Para Jesuína Noronha Passaroto, presidente da associação que representa os músicos do Teatro Municipal do Rio, as relações entre músicos e gestores precisa mudar. "Já não estamos falando só da questão da Sinfônica Brasileira, é a situação de toda uma classe artística que está em jogo. Não podemos mais ser tratados como a parte menos importante do processo, é preciso diálogo." Luzer David, representante dos músicos da OSB, concorda. "Se tivéssemos sido chamados para dialogar desde o início, hoje não estaríamos em meio a essa crise."

Há quem defenda o rompimento com as práticas estatais como único caminho para o futuro das orquestras, que deveriam buscar nova relação, mais dinâmica, com o Estado. "É uma dor de crescimento no nosso cenário musical. Vimos o mesmo acontecer na indústria há 15 anos, quando o governo FHC fez uma série de privatizações", diz Klein. "Este é um período de transição."

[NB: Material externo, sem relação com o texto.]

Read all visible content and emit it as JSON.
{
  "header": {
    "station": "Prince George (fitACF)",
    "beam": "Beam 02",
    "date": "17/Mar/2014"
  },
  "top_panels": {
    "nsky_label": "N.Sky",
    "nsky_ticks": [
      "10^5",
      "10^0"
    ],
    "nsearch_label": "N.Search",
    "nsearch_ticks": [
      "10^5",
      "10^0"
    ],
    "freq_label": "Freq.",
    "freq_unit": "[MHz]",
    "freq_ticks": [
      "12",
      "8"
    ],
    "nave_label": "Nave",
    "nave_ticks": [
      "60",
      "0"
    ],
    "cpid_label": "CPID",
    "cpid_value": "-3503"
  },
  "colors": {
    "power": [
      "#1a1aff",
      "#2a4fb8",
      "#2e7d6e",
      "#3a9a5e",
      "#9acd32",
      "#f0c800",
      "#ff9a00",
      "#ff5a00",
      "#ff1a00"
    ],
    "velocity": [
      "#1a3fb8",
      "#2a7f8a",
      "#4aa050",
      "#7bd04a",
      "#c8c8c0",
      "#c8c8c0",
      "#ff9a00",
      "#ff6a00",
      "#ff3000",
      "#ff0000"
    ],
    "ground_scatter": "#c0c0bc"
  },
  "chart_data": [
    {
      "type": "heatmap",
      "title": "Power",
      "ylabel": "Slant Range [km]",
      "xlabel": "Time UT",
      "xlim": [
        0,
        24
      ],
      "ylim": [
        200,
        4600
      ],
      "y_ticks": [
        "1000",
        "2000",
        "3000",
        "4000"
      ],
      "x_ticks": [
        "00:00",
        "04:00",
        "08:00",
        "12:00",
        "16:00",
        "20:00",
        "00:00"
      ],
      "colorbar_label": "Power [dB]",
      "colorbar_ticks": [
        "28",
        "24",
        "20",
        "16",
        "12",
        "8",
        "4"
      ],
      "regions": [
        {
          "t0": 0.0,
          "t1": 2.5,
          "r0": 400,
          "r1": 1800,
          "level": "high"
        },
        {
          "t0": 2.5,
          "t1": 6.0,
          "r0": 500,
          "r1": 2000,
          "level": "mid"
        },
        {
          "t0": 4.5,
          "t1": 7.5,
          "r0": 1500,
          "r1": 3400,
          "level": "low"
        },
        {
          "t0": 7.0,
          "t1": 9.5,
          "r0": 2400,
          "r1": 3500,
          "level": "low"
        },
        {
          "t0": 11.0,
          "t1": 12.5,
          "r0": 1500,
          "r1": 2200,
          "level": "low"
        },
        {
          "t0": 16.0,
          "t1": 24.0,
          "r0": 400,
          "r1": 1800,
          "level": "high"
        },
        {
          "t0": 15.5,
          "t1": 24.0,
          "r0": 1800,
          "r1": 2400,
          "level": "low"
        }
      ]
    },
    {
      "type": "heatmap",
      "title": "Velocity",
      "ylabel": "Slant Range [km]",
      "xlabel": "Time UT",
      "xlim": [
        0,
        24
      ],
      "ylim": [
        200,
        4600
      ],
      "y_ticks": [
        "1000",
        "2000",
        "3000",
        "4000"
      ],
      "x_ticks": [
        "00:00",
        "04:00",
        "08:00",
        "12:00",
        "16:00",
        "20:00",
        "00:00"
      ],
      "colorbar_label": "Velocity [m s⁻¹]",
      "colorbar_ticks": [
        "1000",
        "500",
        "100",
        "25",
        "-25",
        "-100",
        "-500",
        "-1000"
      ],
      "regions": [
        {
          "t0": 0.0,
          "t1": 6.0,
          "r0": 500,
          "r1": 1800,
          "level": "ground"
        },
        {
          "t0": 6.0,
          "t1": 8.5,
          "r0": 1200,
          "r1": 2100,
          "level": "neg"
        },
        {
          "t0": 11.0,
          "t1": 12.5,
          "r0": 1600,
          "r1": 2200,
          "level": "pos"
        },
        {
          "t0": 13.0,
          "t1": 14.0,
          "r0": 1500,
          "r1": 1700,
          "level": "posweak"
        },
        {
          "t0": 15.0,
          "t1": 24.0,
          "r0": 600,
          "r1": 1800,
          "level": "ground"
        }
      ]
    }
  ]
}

John Neschling, maestro responsável pela nova Osesp, faz algumas ressalvas. "Citar grandes empresas e comparar suas políticas administrativas à gestão de uma orquestra sinfônica é típico de quem nunca fez nada no campo da gestão artística. Uma orquestra não produz suco de laranja ou petróleo e seus músicos não devem ser encarados como burocratas ou fornecedores. Uma orquestra não dá lucro. Seus ganhos são mensurados por critérios muitos diferentes." Fábio Mecchetti, diretor da Filarmônica de Minas Gerais, enxerga um modelo misto como solução. "Não vejo futuro no modelo totalmente independente do Estado, pois ele está levando a uma estagnação da criatividade artística, conduzindo a diretriz artística de suas organizações rumo à apreciação de grifes em vez de valores."

RITMO NERVOSO

Agosto de 2001

Representantes dos músicos da Orquestra Sinfônica do Estado de São Paulo são demitidos por John Neschling após defender colega que se desentendeu com o maestro Roberto Minczuk durante ensaio na Sala São Paulo.

Dezembro de 2004

Músicos da Sinfônica Municipal de São Paulo interrompem ensaio e ameaçam não se apresentar caso a direção do Teatro

Municipal não lhes dê uma previsão de data para pagamento de salários atrasados.

Abril de 2008

Integrantes da Orquestra Sinfônica Brasileira paralisam atividades na abertura da temporada, alegando falta de diálogo entre os músicos da orquestra e a direção artística, já ocupada pelo maestro Roberto Minczuk.

Junho de 2009

A orquestra do Teatro Municipal do Rio de Janeiro promove manifestações pedindo maior presença do regente titular e questionando os planos da presidência da fundação de, segundo eles, "privatizar o teatro".

Agosto de 2010

Músicos da Sinfônica Municipal de São Paulo pedem a saída do maestro Rodrigo de Carvalho e maior atenção, por parte da Secretaria de Cultura, à temporada do grupo, "esvaziada" durante a reforma do Teatro Municipal.

Fevereiro de 2011

Em assembleia, 56 músicos da Sinfônica Brasileia optam pela não participação nas provas de avaliação propostas pela Fundação, medida, segundo os artistas, que pretendia humilhar músicos e promover demissão em massa.